Its part of a list of products that McAfee insists on users removing before installing
itself - including MalwareBytes, SuperAntiSpyware and SpywareBlaster (all of which
form part of my "sensible but safe" surfing kit !) - how arrogant and manipulative
is that ? I wonder what the European Commission think of it relative to MS's anti-competitive
practices ?
History says that all such attempts to achieve world domination come a cropper in
the end, meantime I've dumped McAfee from any of my PCs that had it - the idea that
one scanner can catch anf fix everything is patently wrong and certainly not in the
customers' best interests.
You could have looked this up in the McAfee on-line forum but it is down for maintenance.

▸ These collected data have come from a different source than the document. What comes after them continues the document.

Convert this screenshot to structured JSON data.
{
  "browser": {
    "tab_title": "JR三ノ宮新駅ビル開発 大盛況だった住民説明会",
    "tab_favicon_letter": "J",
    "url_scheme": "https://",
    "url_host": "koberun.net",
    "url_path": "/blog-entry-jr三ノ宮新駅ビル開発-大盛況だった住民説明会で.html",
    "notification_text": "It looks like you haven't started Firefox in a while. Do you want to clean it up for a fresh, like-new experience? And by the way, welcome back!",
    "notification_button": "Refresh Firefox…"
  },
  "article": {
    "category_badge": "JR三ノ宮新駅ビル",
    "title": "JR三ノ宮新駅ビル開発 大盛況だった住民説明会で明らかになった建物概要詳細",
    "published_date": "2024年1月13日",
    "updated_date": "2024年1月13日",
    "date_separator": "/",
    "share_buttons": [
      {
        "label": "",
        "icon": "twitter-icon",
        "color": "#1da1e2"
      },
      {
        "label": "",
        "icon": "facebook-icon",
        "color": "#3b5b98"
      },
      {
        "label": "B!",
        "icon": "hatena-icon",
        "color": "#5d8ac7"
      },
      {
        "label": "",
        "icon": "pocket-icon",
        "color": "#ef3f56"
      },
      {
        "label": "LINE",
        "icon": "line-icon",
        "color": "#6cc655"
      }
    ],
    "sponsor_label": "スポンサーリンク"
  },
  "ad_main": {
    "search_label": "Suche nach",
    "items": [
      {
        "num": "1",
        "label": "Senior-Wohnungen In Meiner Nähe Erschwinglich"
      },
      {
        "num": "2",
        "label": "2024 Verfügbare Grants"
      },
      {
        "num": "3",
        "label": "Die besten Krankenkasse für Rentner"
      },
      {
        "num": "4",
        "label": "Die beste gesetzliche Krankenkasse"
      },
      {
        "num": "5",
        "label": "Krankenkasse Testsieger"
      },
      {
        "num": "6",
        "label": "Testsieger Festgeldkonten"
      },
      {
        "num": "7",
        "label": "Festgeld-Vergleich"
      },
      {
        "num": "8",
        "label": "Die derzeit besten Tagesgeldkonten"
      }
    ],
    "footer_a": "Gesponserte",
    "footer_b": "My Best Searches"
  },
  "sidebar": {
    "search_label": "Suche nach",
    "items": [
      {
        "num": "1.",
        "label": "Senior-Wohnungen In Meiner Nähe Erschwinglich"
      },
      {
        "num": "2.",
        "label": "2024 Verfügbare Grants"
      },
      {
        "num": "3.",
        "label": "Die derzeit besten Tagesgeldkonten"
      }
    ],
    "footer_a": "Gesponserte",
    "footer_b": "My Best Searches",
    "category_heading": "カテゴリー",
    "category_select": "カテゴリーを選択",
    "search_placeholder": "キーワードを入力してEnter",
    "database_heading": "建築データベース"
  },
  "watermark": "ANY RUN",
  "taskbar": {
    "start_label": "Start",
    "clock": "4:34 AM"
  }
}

Why am I not surprised ? Overload ? Or should that have been Overlord ?
On Monday, November 2, 2009 at 11:57 am, Martin wrote:
>I was installing the McAfee 2009 suite when a message came up that "MailFrontier
>Desktop" was interfering with the installation of McAfee. I looked in all of my
>Programs, Add and Remove Programs, Search for Files and Folders, and there was no
>MailFrontier Desktop. So I called McAfee tech support. The technician went to
>my registry, deleted a key, and the McAfee installation then worked. When I asked
>him how he knew what key to remove, he (crypticly) said "I looked it up." I would
>like to know where he looked it up, what key he removed, and how he knew it pertained
>to MailFrontier Desktop. I can't call McAfee again, since they only supply tech
>support during new installations, and I would doubt very much if I can get the help
>I need there. Can anyone help me here? Martin.
[Reply or follow-up to this message]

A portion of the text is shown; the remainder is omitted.